Act now on global debt or a severe economic crisis will follow, warns IMF

6 Oct 16

The world’s “unprecedented” and “unsustainable” $152tn debt mountain must be urgently tackled before it triggers another, deeper global economic crisis, the International Monetary Fund has stressed.


In its biannual fiscal monitor, published yesterday, the fund warned that the world’s debt stock was more than twice (225%) its GDP and rising. It called on governments to act immediately.

Two thirds of the world’s debt is private, explained Vitor Gaspar, director of the fund’s fiscal affairs department, which tends to lead to financial crisis and recession, as occurred in the economically devastating crash of 2007-08 driven by reckless borrowing.

“Financial recessions are longer and deeper than normal recessions. Weak initial financial positions make financial recessions even worse,” he stated.

“It is important to intervene early in the process to make sure that risk to financial stability, financial crisis and financial recession can be prevented. A proactive early intervention tends to pay off.”

In a world still reeling from the legacies of its worst economic crisis since the great recession and characterised by stubbornly weak growth, the need to stabilise the volatile debt levels and avert the potential downward spiral they could initiate is imbued with even greater urgency, the IMF said.

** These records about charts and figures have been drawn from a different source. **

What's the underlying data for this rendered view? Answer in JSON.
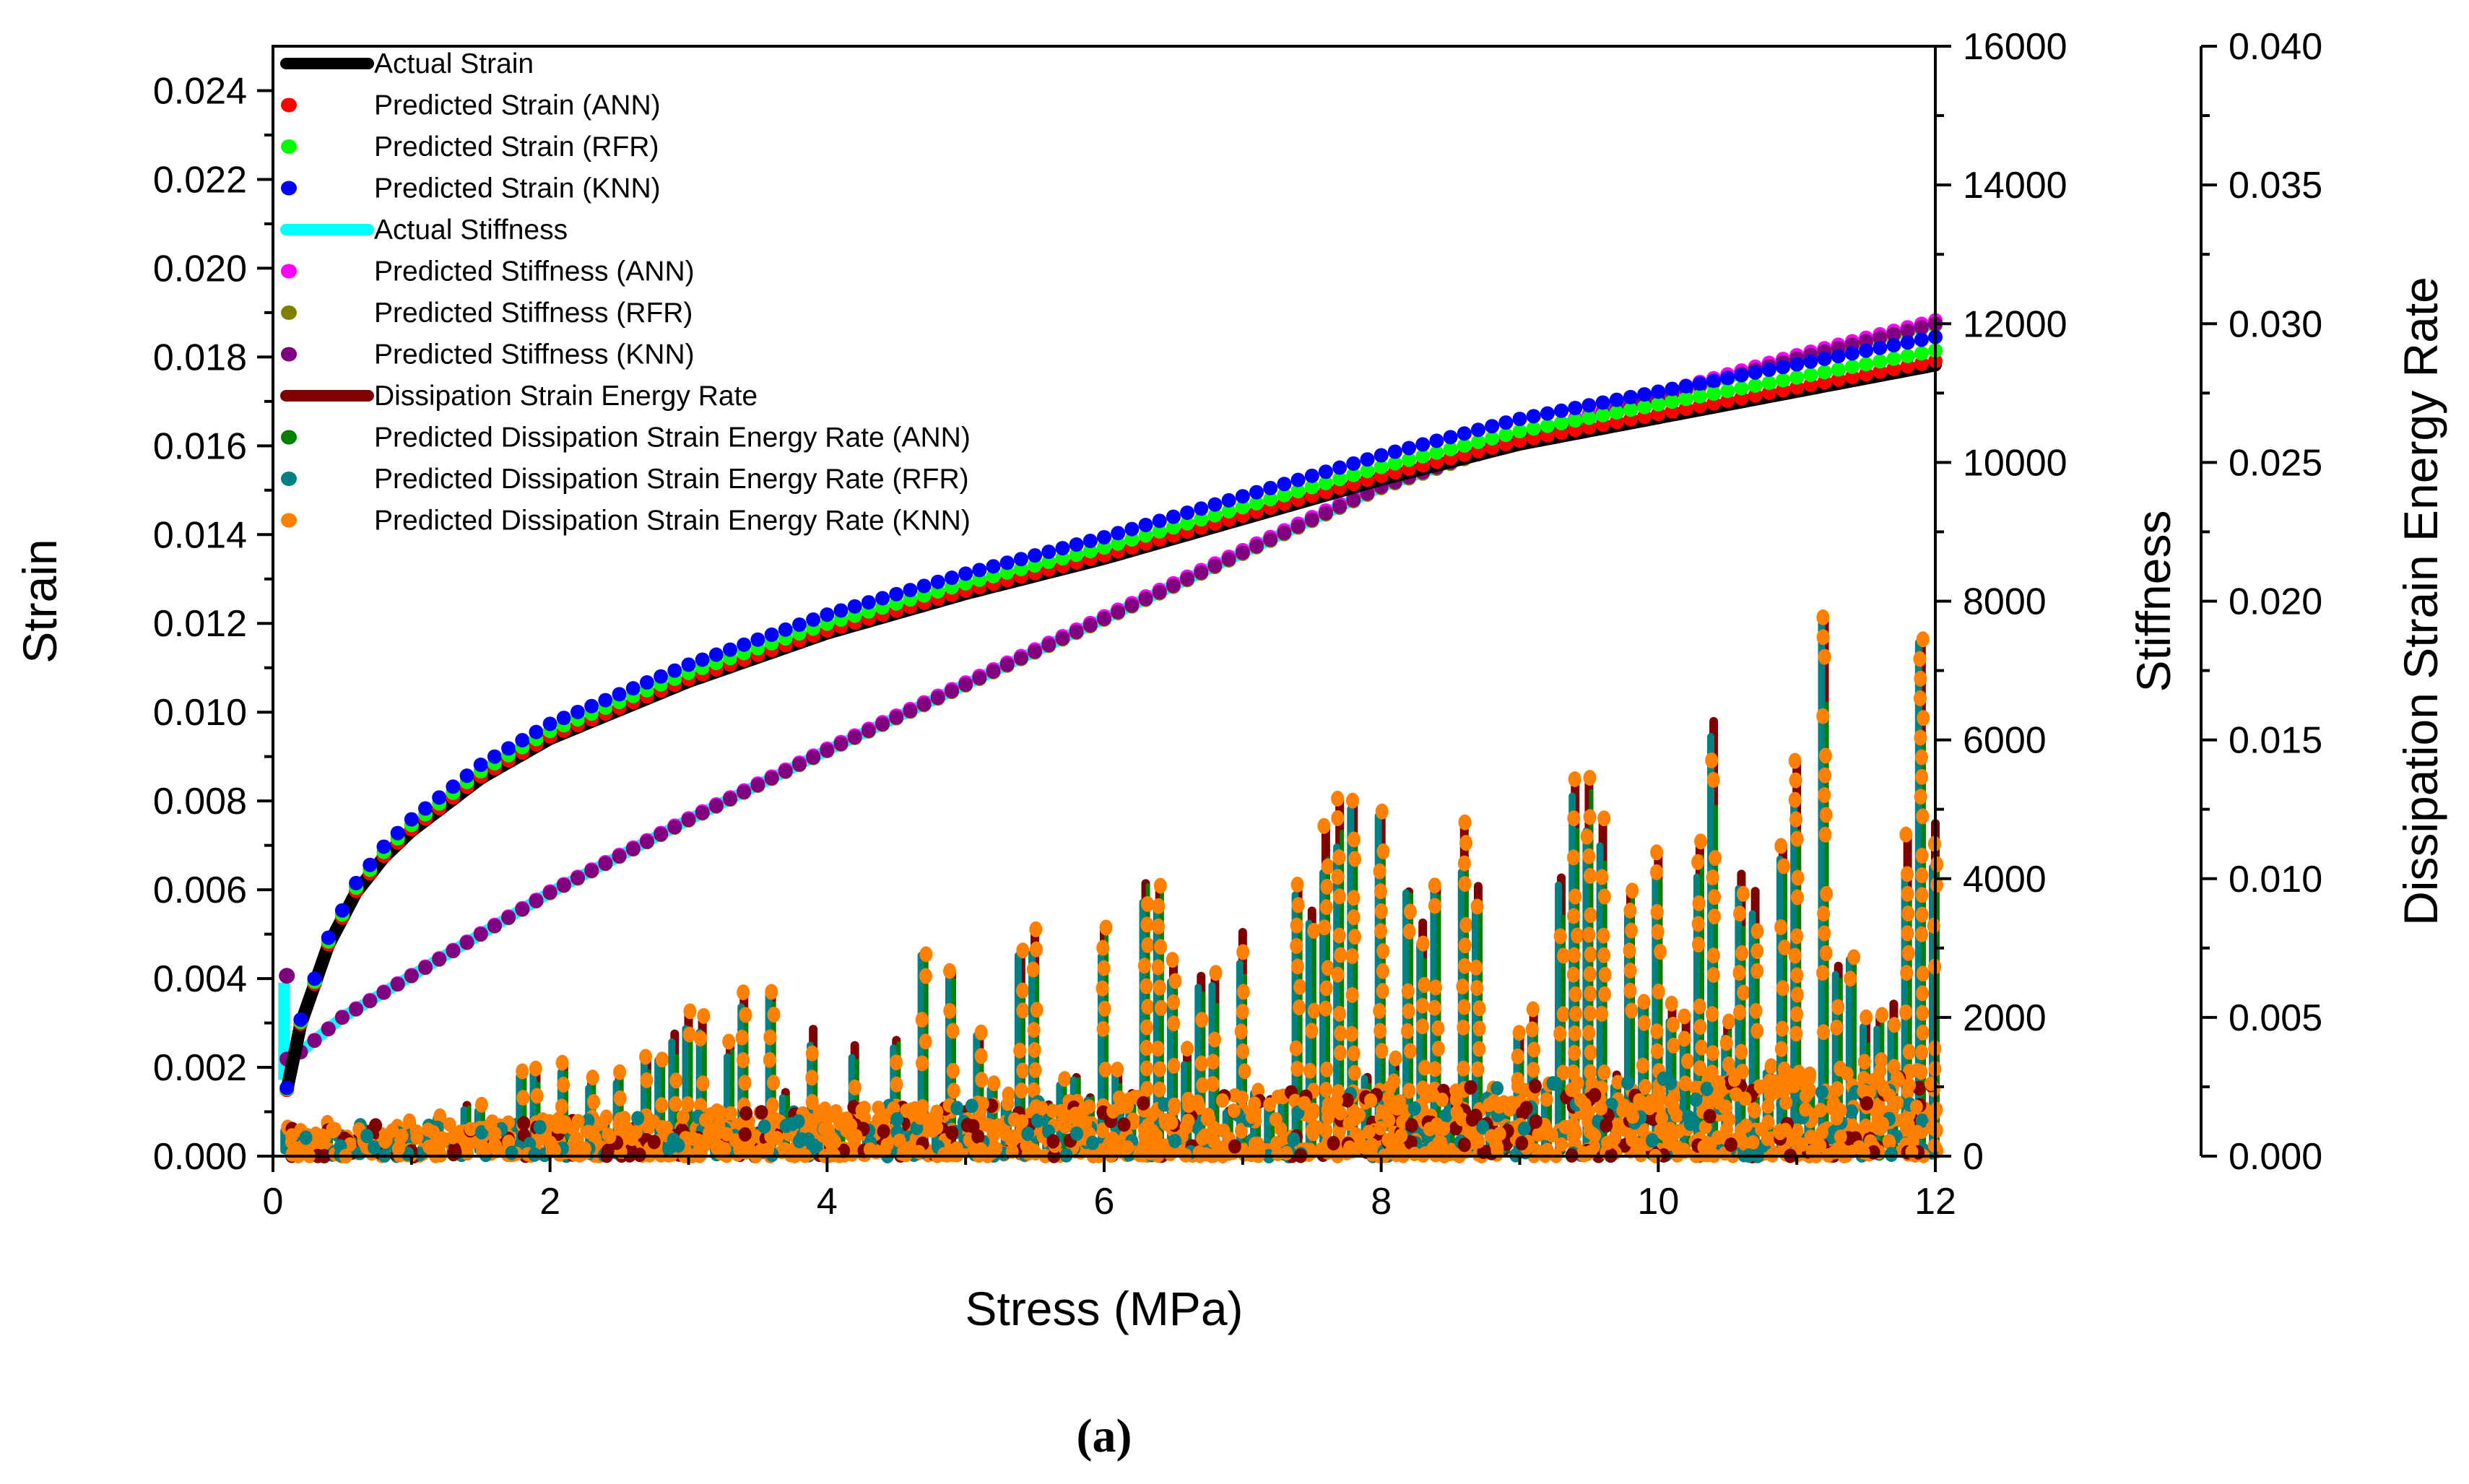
{
  "chart_data": {
    "type": "scatter",
    "xlabel": "Stress (MPa)",
    "xlim": [
      0,
      12
    ],
    "x_ticks": [
      "0",
      "2",
      "4",
      "6",
      "8",
      "10",
      "12"
    ],
    "axes": {
      "left": {
        "label": "Strain",
        "lim": [
          0,
          0.025
        ],
        "ticks": [
          "0.000",
          "0.002",
          "0.004",
          "0.006",
          "0.008",
          "0.010",
          "0.012",
          "0.014",
          "0.016",
          "0.018",
          "0.020",
          "0.022",
          "0.024"
        ]
      },
      "right1": {
        "label": "Stiffness",
        "lim": [
          0,
          16000
        ],
        "ticks": [
          "0",
          "2000",
          "4000",
          "6000",
          "8000",
          "10000",
          "12000",
          "14000",
          "16000"
        ]
      },
      "right2": {
        "label": "Dissipation Strain Energy Rate",
        "lim": [
          0,
          0.04
        ],
        "ticks": [
          "0.000",
          "0.005",
          "0.010",
          "0.015",
          "0.020",
          "0.025",
          "0.030",
          "0.035",
          "0.040"
        ]
      }
    },
    "series": [
      {
        "name": "Actual Strain",
        "color": "#000000",
        "marker": "line",
        "axis": "left"
      },
      {
        "name": "Predicted Strain (ANN)",
        "color": "#ff0000",
        "marker": "dot",
        "axis": "left"
      },
      {
        "name": "Predicted Strain (RFR)",
        "color": "#00ff00",
        "marker": "dot",
        "axis": "left"
      },
      {
        "name": "Predicted Strain (KNN)",
        "color": "#0000ff",
        "marker": "dot",
        "axis": "left"
      },
      {
        "name": "Actual Stiffness",
        "color": "#00ffff",
        "marker": "line",
        "axis": "right1"
      },
      {
        "name": "Predicted Stiffness (ANN)",
        "color": "#ff00ff",
        "marker": "dot",
        "axis": "right1"
      },
      {
        "name": "Predicted Stiffness (RFR)",
        "color": "#808000",
        "marker": "dot",
        "axis": "right1"
      },
      {
        "name": "Predicted Stiffness (KNN)",
        "color": "#800080",
        "marker": "dot",
        "axis": "right1"
      },
      {
        "name": "Dissipation Strain Energy Rate",
        "color": "#800000",
        "marker": "line",
        "axis": "right2"
      },
      {
        "name": "Predicted Dissipation Strain Energy Rate (ANN)",
        "color": "#008000",
        "marker": "dot",
        "axis": "right2"
      },
      {
        "name": "Predicted Dissipation Strain Energy Rate (RFR)",
        "color": "#008080",
        "marker": "dot",
        "axis": "right2"
      },
      {
        "name": "Predicted Dissipation Strain Energy Rate (KNN)",
        "color": "#ff8000",
        "marker": "dot",
        "axis": "right2"
      }
    ],
    "strain_curve": {
      "x": [
        0.1,
        0.2,
        0.4,
        0.6,
        0.8,
        1.0,
        1.5,
        2.0,
        3.0,
        4.0,
        5.0,
        6.0,
        7.0,
        8.0,
        9.0,
        10.0,
        11.0,
        12.0
      ],
      "y": [
        0.0015,
        0.003,
        0.0048,
        0.006,
        0.0068,
        0.0074,
        0.0086,
        0.0095,
        0.0108,
        0.0119,
        0.0128,
        0.0136,
        0.0145,
        0.0154,
        0.0162,
        0.0168,
        0.0174,
        0.018
      ]
    },
    "stiffness_curve": {
      "x": [
        0.1,
        0.2,
        0.5,
        1.0,
        2.0,
        3.0,
        4.0,
        5.0,
        6.0,
        7.0,
        8.0,
        9.0,
        10.0,
        11.0,
        12.0
      ],
      "y": [
        1400,
        1500,
        2000,
        2600,
        3800,
        4850,
        5850,
        6800,
        7750,
        8700,
        9650,
        10350,
        10950,
        11500,
        12000
      ]
    },
    "dissipation_peaks": {
      "x": [
        1.0,
        2.0,
        3.0,
        4.0,
        5.0,
        6.0,
        7.0,
        7.4,
        8.0,
        8.3,
        9.0,
        9.5,
        10.0,
        10.5,
        11.0,
        11.35,
        12.0
      ],
      "y": [
        0.0013,
        0.0035,
        0.0055,
        0.007,
        0.0078,
        0.0105,
        0.012,
        0.013,
        0.0135,
        0.0143,
        0.0147,
        0.0155,
        0.0163,
        0.0165,
        0.0185,
        0.0212,
        0.02
      ]
    },
    "caption": "(a)"
  }
}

The monitor stressed that well-designed, tailored fiscal policies could and should be leveraged to reduce the debt burden, even though the majority of it is private.

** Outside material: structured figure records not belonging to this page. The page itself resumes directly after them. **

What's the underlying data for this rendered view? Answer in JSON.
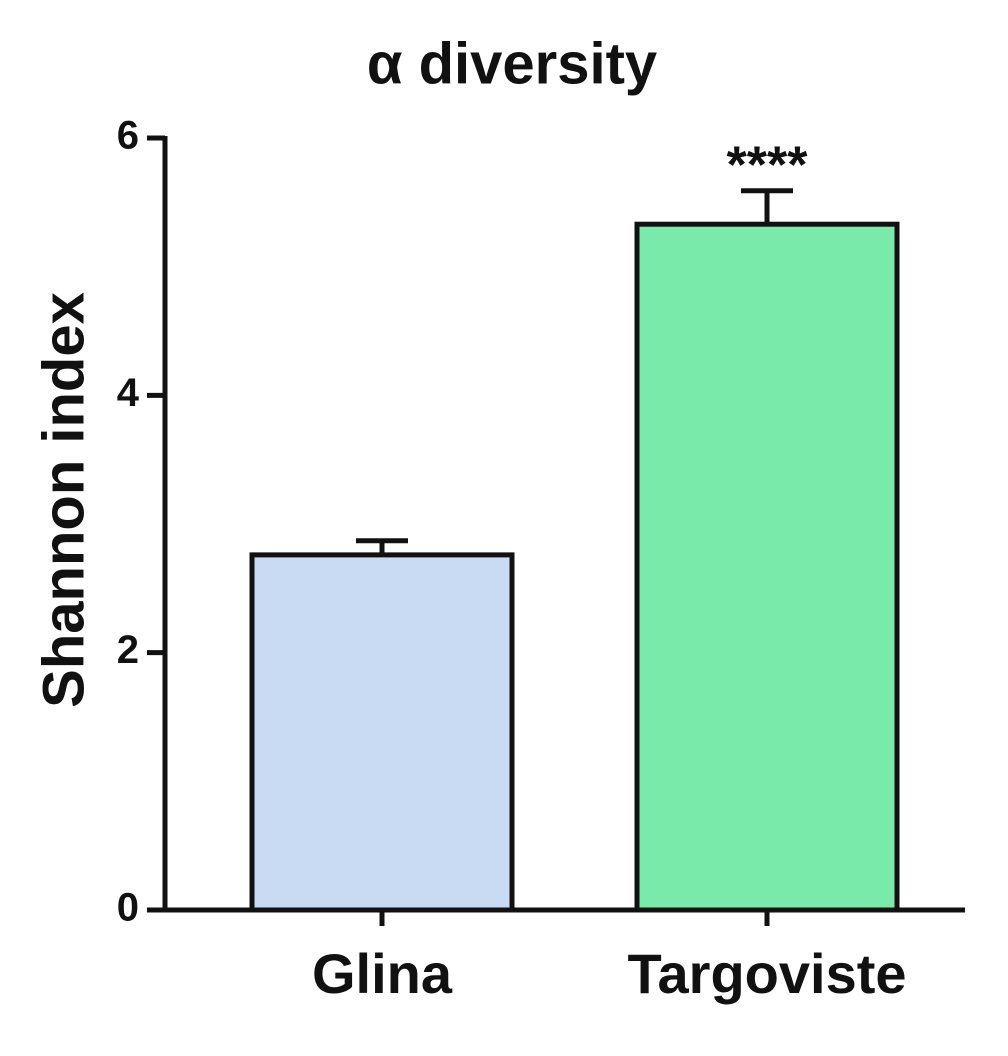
{
  "chart_data": {
    "type": "bar",
    "title": "α diversity",
    "y_label": "Shannon index",
    "categories": [
      "Glina",
      "Targoviste"
    ],
    "series": [
      {
        "name": null,
        "colors": [
          "#c9daf3",
          "#7aeaaa"
        ],
        "values": [
          2.76,
          5.33
        ],
        "error": [
          0.11,
          0.26
        ]
      }
    ],
    "annotations": [
      null,
      "****"
    ],
    "ylim": [
      0,
      6
    ],
    "yticks": [
      0,
      2,
      4,
      6
    ],
    "grid": false
  }
}
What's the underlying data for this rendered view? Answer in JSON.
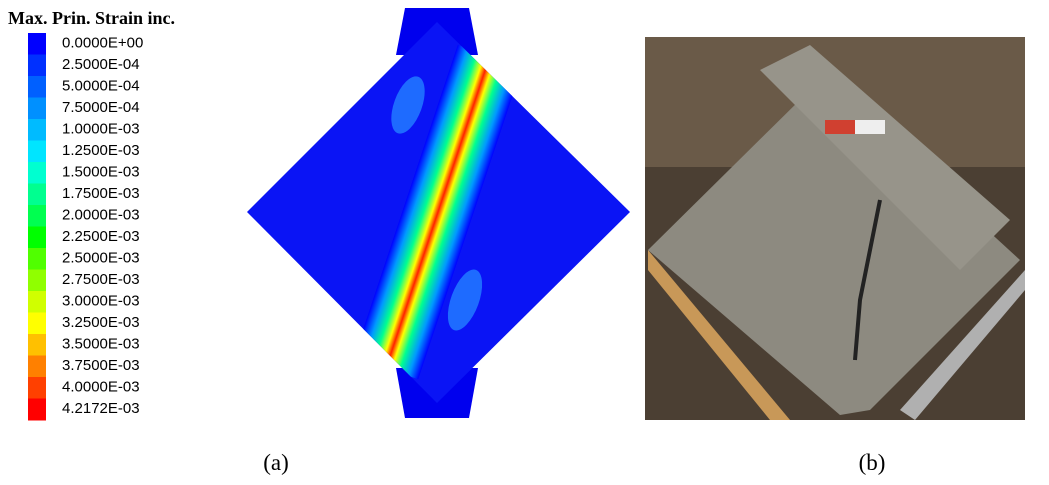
{
  "legend": {
    "title": "Max. Prin. Strain inc.",
    "entries": [
      {
        "label": "0.0000E+00",
        "color": "#0000FF"
      },
      {
        "label": "2.5000E-04",
        "color": "#0030FF"
      },
      {
        "label": "5.0000E-04",
        "color": "#0060FF"
      },
      {
        "label": "7.5000E-04",
        "color": "#0090FF"
      },
      {
        "label": "1.0000E-03",
        "color": "#00BBFF"
      },
      {
        "label": "1.2500E-03",
        "color": "#00E5FF"
      },
      {
        "label": "1.5000E-03",
        "color": "#00FFD0"
      },
      {
        "label": "1.7500E-03",
        "color": "#00FF90"
      },
      {
        "label": "2.0000E-03",
        "color": "#00FF50"
      },
      {
        "label": "2.2500E-03",
        "color": "#00FF00"
      },
      {
        "label": "2.5000E-03",
        "color": "#50FF00"
      },
      {
        "label": "2.7500E-03",
        "color": "#90FF00"
      },
      {
        "label": "3.0000E-03",
        "color": "#D0FF00"
      },
      {
        "label": "3.2500E-03",
        "color": "#FFFF00"
      },
      {
        "label": "3.5000E-03",
        "color": "#FFC000"
      },
      {
        "label": "3.7500E-03",
        "color": "#FF8000"
      },
      {
        "label": "4.0000E-03",
        "color": "#FF4000"
      },
      {
        "label": "4.2172E-03",
        "color": "#FF0000"
      }
    ]
  },
  "captions": [
    "(a)",
    "(b)"
  ]
}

In China, easy financial conditions have led to a worrying accumulation of private debt that institutions have already warned could plunge the world into a fresh crisis. Gaspar said the government is well aware of the challenges and has “the means to deal with them”, for example by working to repair bank balance sheets.

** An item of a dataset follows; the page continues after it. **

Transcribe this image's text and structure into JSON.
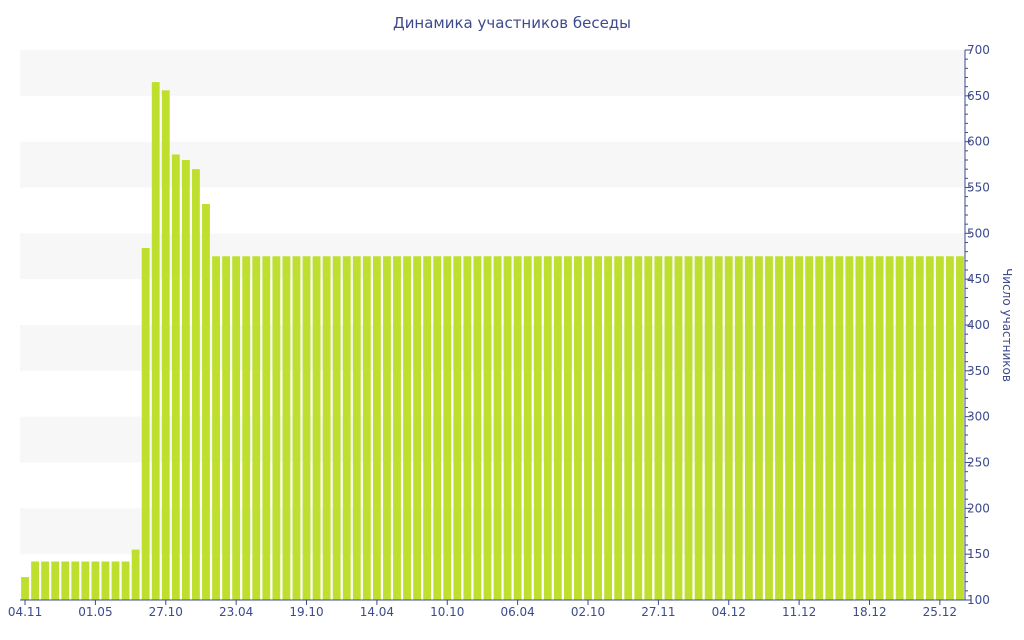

Interventions would need to be specific to the situation, the monitor said, and could range from bailouts, tax rebates and subsidies to more indirect methods such as bank recapitalisation.

While the world’s private sector debt was the focus of concern, the monitor also warned that high public debt is “not without risks”.

Globally, the combined levels of both public and private debts were unevenly spread, it said, and generally correlated to GDP.

Advanced economies, therefore, held the highest debt stocks, followed by emerging markets, especially some that play a key role in the global economy. Low income nations tended to have the least.

But even here, the United Nations recently voiced concern over a looming sovereign debt crisis as poorer states, crippled by the fall in commodity prices, struggle to repay debts from heavy borrowing taken out in better economic times.

The IMF also released its global financial stability report yesterday, which similarly warned that while in the short-term risks have abated, chronically low growth, prolonged low interest rates and growing political and policy uncertainty look set to undermine the health of financial institutions.

Eric LeCompte, executive director of the Jubilee USA Network, which advocates for an economy that works for the world’s poorest, said the fund was right to be concerned about economic stability.

“The threat to banks is a significant concern. When western financial institutions collapsed in 2008, people lost jobs and too many were pushed into poverty,” he said.

“While there is agreement about the causes of the financial crisis, we’ve failed to agree on solutions.”